Behind the silicon curtain
It's instructive to think about how people's relationships with computers differ from their relationships with other machines. Car engines, for example, or typewriters, or mechanical watches. These are all machines that people don't necessarily understand, but there's something nonetheless fascinating about them. You can watch an engine at work, see the cams turning and pistons moving, hear the roar of combustion and, though the details might escape you, you can get a certain level of understanding just by watching the machine at work.
Electronics, on the other hand, don't generally move or make noise. Instead, they make electromagnetic waves, and where's the fun in that? You can't get any sense of what it's doing because the whole thing is running on invisible magic pixies. Sure, you can rig up an oscilloscope, multimeter, or just add some blinky lights, but you're still only indirectly observing the system. There's no equivalent to the direct observation you get with mechanical things, no equivalent to just watching everything work.
With computers, we had the chance to fix this. After all, a computer can be any kind of machine we want; it can be transparent like a mechanical device, or opaque like an electrical one. Unfortunately, perhaps because it was easier, perhaps because the early programmers were mathematicians and electrical engineers, we ended up going down the opaque path, and we've never really recovered. In theory, the internal operations of any program are easy to inspect at any level, from the raw instructions as they hit the CPU through to system calls, function calls, and application-level debug output. But none of these are really enough.
The various kinds of tracing and debugging are akin to putting a multimeter on your circuit. You're getting a proxy for what's going on, an indirect representation that you can use to infer the inner workings, but not the inner workings themselves. The raw instructions are probably closest to a direct representation, but here we run into a difficulty with the definition of a program. After all, in some sense a program is the instructions hitting the CPU, in another sense it's electrons bouncing around, in another still it's quantum probability spaces interacting in a surprisingly deterministic way. But these things are implementation details. The way a programmer thinks about a program is in abstractions of action, individual functions or modules that represent some behaviour. And what ability do we have to view these functional units in operation? None.
I think of this as the silicon curtain, the barrier between the conceptual operation of a program and its observable behaviour. Programmers only get around this through years of training and practice. They learn how to turn indirect observations into hypotheses by mentally simulating the computer. Obviously, this significantly limits the scale of programming we can accomodate; there's such a high bar that the idea of casual programming is kind of a joke.
Not only programmers are affected.
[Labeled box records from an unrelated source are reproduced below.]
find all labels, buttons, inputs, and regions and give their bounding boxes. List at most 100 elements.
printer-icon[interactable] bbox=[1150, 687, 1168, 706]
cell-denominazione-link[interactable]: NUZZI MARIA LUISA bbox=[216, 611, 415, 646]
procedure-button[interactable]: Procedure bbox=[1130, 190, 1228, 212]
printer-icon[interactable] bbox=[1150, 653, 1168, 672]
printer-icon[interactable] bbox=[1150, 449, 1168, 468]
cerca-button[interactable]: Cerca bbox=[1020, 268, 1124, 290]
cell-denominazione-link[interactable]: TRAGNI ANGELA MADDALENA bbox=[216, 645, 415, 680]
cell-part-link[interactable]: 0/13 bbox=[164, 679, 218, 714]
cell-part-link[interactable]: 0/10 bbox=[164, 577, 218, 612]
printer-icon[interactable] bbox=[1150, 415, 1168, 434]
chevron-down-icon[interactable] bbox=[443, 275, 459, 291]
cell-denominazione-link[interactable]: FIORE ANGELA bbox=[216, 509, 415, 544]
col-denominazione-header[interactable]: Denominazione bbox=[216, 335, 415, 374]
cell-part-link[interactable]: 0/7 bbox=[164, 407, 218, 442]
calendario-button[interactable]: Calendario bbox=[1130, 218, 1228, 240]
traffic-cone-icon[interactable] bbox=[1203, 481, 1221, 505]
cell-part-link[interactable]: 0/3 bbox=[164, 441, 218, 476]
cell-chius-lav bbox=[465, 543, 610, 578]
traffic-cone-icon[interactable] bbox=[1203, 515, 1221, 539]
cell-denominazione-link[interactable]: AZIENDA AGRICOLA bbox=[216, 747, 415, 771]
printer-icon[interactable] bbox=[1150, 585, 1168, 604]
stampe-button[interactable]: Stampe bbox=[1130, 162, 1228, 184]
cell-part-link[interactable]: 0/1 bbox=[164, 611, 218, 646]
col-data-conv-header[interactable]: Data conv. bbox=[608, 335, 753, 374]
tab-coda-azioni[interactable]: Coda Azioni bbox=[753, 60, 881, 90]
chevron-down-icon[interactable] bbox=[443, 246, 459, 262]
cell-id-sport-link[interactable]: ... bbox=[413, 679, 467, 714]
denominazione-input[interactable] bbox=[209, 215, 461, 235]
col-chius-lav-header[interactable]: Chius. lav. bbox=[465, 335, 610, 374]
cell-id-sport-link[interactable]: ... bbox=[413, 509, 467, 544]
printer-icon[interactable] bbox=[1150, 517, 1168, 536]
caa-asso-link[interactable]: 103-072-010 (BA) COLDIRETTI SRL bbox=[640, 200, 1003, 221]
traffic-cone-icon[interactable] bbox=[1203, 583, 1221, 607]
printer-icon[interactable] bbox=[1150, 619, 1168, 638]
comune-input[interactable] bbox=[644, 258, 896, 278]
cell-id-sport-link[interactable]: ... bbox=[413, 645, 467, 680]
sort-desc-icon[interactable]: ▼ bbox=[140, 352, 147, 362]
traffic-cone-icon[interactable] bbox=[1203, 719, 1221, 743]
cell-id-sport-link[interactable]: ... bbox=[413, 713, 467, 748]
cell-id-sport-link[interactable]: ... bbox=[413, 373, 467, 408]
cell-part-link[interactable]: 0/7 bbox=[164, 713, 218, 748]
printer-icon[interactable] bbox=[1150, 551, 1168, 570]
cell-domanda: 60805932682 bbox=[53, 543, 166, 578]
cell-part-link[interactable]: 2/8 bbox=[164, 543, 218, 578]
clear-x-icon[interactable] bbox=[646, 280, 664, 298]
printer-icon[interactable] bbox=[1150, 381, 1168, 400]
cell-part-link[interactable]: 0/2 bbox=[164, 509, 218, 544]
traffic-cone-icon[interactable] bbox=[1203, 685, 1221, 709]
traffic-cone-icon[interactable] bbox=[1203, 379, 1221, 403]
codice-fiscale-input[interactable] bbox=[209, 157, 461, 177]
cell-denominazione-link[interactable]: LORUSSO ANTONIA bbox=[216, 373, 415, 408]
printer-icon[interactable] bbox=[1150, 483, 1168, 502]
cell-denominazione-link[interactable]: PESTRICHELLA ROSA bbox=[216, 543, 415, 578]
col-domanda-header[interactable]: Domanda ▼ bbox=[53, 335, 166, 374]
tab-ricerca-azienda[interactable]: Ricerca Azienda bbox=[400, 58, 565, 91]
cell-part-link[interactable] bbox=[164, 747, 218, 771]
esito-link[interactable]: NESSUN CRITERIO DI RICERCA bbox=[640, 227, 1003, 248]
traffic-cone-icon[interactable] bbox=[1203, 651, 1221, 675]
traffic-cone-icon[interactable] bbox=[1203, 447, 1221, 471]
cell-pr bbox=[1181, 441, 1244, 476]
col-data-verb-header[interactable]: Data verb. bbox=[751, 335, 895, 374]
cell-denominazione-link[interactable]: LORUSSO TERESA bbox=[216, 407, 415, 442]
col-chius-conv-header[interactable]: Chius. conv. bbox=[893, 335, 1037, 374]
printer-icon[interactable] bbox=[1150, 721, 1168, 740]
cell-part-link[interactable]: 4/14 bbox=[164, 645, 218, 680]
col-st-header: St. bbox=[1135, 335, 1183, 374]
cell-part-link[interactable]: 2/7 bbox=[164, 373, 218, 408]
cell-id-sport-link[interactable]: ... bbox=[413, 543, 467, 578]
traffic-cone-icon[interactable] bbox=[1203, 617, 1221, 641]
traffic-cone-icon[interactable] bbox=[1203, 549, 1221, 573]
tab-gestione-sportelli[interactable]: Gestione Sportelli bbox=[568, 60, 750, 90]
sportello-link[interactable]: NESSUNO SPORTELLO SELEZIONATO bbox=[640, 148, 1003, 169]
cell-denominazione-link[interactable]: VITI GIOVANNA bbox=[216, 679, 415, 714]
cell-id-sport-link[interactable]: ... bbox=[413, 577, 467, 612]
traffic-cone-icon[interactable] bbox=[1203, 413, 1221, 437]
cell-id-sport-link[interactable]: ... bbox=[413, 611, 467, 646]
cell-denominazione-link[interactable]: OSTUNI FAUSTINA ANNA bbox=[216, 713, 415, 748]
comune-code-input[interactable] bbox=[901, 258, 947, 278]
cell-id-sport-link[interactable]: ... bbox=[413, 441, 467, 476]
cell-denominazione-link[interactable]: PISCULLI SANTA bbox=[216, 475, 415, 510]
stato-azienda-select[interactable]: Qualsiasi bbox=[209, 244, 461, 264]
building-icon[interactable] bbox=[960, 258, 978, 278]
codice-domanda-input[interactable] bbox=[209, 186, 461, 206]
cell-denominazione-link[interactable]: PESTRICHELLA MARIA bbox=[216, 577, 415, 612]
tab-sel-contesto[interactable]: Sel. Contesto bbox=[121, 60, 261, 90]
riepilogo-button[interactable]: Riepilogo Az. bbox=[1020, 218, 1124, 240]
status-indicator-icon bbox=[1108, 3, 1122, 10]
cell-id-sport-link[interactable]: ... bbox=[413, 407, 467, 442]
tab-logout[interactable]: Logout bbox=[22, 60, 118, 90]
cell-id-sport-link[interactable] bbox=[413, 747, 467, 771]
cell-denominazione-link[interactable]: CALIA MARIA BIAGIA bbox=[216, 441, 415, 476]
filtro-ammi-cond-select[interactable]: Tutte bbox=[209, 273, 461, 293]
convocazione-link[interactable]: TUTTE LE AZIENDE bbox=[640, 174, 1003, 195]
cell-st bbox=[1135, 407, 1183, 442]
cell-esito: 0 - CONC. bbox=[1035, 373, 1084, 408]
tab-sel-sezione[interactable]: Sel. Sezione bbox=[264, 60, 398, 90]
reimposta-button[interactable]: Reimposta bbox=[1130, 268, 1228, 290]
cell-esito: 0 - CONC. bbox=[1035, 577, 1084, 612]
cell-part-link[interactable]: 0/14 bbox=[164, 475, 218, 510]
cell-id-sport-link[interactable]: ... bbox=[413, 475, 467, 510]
Users, too, suffer from the utter opacity of software. Sure, you might not be able to fix a mechanical device, but if you see a bit that used to move and it's not moving now, you have a pretty good idea of what's wrong. By contrast, with software even localising the problem is enormously difficult. The most common reported problem is "I dunno, it used to work and now it doesn't".
Beyond the practical concerns, I think the silicon curtain is a tragic waste of beauty. It's hard not to lose yourself in the beautiful and intricate operations of a mechanical watch. The coiled springs and spinning cogs, the exquisite engineering and precision of each part moving against each other. And, mounted atop that Rube-Goldbergian complexity, the simple result: one tick followed by another, and an arm sweeping relentlessly forward.
Computers have all this beauty and more, but behind the silicon curtain it can't be seen. We're like the EM-deaf Earthlings in Asimov's Secret Sense, straining to perceive something just out of reach.